Say I want to deploy a pod with skaffold that will not contain a continuously running/blocking program. E.g. take the getting started example and change main.go to:

package main

import (
    "fmt"
)

func main() {
    fmt.Println("Hello world!")
}

If I run skaffold dev with the above modified example and just wait without making any changes to the code, the pod will continuously restart, cycling through statuses Completed -> CrashLoopBackOff -> Completed, with each restart running the program in the pod again. How do I get the pod to run the program once while only rerunning/restarting the pod on changes to the code?

This is with skaffold v1.6.0-docs, ubuntu 18, microk8s 1.16/stable, having set skaffold config set default-repo localhost:32000.

-- lsimmons
kubernetes
skaffold

1 Answer

3/30/2020

First of all I would like to emphasize that there is nothing specific to Skaffold.
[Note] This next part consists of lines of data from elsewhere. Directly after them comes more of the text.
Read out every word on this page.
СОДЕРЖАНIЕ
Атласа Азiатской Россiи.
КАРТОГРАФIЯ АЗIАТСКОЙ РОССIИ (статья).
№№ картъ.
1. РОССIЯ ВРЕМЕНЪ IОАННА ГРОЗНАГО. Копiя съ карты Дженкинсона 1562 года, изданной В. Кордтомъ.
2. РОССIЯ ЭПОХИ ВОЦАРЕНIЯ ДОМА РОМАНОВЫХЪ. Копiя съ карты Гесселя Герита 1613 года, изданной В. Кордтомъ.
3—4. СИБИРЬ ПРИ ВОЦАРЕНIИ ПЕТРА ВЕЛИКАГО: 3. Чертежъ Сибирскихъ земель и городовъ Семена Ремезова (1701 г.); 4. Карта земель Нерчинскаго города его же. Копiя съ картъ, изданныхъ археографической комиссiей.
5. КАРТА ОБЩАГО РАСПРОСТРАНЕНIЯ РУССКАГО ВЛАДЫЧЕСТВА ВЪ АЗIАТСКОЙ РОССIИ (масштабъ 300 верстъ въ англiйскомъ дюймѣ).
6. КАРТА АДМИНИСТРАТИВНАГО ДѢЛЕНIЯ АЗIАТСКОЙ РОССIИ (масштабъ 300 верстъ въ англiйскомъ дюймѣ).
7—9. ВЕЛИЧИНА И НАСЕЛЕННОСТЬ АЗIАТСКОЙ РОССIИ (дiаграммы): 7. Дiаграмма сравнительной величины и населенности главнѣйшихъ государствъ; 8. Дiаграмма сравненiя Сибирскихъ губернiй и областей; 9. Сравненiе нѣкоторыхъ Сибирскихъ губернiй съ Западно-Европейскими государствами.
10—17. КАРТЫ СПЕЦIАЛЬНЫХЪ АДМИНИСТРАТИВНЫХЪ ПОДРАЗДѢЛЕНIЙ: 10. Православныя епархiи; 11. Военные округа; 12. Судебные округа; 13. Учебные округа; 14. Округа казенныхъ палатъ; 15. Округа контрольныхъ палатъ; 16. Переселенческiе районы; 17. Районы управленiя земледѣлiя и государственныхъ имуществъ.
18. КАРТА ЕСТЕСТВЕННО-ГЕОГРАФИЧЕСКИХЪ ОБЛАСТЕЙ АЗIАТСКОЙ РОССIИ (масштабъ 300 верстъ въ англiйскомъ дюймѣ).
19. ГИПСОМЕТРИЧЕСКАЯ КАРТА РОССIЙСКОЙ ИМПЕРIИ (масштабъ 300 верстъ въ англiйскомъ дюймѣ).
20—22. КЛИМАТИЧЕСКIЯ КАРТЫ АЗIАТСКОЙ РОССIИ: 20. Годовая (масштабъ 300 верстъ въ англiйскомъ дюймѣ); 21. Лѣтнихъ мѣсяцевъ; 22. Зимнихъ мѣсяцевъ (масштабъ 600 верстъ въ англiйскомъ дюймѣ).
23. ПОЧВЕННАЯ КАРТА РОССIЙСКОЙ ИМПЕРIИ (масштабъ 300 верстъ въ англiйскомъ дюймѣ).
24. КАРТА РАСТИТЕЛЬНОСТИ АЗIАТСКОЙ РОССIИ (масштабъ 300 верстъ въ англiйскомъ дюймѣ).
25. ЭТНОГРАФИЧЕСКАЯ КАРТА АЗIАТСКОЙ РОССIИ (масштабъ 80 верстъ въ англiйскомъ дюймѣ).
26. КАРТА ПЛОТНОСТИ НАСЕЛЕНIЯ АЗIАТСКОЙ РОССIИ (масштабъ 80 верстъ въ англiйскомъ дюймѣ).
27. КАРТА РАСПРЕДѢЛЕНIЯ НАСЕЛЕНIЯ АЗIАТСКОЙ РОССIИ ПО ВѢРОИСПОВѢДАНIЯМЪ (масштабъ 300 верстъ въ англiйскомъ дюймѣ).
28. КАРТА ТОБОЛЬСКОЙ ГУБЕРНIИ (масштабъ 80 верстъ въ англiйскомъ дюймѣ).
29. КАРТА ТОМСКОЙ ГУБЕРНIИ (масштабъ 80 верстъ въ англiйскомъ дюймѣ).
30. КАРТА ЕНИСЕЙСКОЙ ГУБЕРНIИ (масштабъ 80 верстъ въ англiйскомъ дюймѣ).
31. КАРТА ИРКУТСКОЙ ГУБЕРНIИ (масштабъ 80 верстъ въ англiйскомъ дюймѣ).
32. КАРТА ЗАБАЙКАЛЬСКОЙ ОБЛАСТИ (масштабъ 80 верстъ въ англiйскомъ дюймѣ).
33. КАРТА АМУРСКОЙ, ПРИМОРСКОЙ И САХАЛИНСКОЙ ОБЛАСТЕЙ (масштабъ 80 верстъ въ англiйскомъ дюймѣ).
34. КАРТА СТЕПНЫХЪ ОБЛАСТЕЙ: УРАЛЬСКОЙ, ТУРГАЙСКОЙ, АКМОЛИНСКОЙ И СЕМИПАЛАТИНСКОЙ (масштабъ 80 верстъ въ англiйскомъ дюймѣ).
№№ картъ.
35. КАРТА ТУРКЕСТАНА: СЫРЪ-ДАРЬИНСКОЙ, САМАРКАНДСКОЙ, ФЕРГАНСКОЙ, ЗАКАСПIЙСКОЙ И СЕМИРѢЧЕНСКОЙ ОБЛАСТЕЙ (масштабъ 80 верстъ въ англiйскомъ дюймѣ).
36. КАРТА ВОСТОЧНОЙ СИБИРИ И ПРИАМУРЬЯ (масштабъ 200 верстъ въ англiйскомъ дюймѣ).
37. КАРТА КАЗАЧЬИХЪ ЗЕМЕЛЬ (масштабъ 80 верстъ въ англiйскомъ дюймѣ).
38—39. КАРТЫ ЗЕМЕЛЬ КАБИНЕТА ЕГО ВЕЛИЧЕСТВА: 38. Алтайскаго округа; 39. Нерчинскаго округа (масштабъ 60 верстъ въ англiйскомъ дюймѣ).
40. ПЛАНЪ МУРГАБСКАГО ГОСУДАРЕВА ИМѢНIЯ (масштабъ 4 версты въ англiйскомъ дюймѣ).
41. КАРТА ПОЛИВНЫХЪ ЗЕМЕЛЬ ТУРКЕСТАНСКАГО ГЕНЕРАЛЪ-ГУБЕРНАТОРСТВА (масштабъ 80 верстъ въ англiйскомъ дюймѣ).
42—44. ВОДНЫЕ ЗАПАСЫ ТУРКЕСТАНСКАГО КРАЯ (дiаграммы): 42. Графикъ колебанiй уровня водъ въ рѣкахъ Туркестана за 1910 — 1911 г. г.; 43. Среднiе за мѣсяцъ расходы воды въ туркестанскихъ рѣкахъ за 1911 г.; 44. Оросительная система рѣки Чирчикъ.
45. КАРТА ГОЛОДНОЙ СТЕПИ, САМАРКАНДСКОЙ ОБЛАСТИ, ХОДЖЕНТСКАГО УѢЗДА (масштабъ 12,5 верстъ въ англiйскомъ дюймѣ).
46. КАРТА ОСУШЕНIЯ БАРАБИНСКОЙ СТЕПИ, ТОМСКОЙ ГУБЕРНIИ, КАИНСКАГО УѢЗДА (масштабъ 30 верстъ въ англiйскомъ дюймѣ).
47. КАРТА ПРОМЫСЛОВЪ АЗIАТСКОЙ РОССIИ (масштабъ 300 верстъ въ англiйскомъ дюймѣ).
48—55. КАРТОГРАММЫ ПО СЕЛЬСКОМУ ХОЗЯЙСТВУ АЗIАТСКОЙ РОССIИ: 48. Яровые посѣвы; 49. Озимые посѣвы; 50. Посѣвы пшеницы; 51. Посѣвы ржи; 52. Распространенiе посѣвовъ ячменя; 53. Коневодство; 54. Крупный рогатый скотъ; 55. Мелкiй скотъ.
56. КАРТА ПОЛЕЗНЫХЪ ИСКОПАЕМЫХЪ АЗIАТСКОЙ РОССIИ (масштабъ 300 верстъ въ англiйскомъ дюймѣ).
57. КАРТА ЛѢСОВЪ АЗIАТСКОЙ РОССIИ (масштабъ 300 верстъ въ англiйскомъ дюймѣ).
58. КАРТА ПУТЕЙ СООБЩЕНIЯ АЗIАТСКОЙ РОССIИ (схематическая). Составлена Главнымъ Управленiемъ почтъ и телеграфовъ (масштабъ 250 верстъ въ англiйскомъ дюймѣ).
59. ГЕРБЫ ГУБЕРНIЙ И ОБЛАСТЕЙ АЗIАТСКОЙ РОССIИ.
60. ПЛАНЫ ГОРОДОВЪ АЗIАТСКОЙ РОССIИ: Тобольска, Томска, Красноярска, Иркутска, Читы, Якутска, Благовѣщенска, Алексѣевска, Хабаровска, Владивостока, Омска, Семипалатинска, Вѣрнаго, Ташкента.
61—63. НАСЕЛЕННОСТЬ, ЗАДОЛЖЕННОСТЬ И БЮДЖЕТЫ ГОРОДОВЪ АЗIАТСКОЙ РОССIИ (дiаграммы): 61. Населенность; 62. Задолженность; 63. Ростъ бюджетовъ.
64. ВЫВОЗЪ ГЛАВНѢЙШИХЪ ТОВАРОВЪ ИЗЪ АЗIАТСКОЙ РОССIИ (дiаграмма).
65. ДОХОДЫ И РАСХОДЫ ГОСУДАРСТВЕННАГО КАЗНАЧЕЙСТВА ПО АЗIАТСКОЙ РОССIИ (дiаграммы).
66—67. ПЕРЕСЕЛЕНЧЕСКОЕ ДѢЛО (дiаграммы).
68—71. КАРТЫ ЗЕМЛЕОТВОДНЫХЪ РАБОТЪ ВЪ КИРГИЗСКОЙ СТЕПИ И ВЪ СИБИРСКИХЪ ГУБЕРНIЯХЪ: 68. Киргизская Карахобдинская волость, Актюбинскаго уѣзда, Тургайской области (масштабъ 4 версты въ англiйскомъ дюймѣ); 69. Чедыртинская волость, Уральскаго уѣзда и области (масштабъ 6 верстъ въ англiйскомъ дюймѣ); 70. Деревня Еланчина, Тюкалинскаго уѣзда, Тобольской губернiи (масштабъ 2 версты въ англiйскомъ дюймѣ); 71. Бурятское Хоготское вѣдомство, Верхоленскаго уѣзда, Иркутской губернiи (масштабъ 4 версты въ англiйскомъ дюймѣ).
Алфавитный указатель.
It is rather related with the very nature of kubernetes Pod which is not meant to run to completion but rather keep running (at least with its default settings).

You can easily verify it by running a Pod from this example in a few differant variants:

apiVersion: v1
kind: Pod
metadata:
  name: myapp-pod
  labels:
    app: myapp
spec:
  containers:
  - name: myapp-container
    image: busybox
    command: ['sh', '-c', 'echo Hello Kubernetes! && sleep 3600']

Try to reduce sleep time to some shorter value and you'll observe that it is also constantly changing between Completed and CrashLoopBackOff states. It will also happen when you remove the command which keeps the container up and running.

If you run:

kubectl get pod myapp-pod -o yaml

you may notice that there is restartPolicy defined in Pod specification and if you don't set it explicitely to a different value, by default it is set to Always. Here you have the reason why your Completed Pods are constantly restarted.

Setting it to Never should give you the result you want to achieve.:

spec:
  restartPolicy: Never
  containers:
  - name: myapp-container
    image: busybox
    ...

However bear in mind that you typically won't be using bare Pods for running your workload in kubernetes. You will rather use controllers such as Deployment that manage them. As long as Deployment is used to ensure that certain set of Pods is up and running, for running something to completion you have in kubernetes another controller, named Job.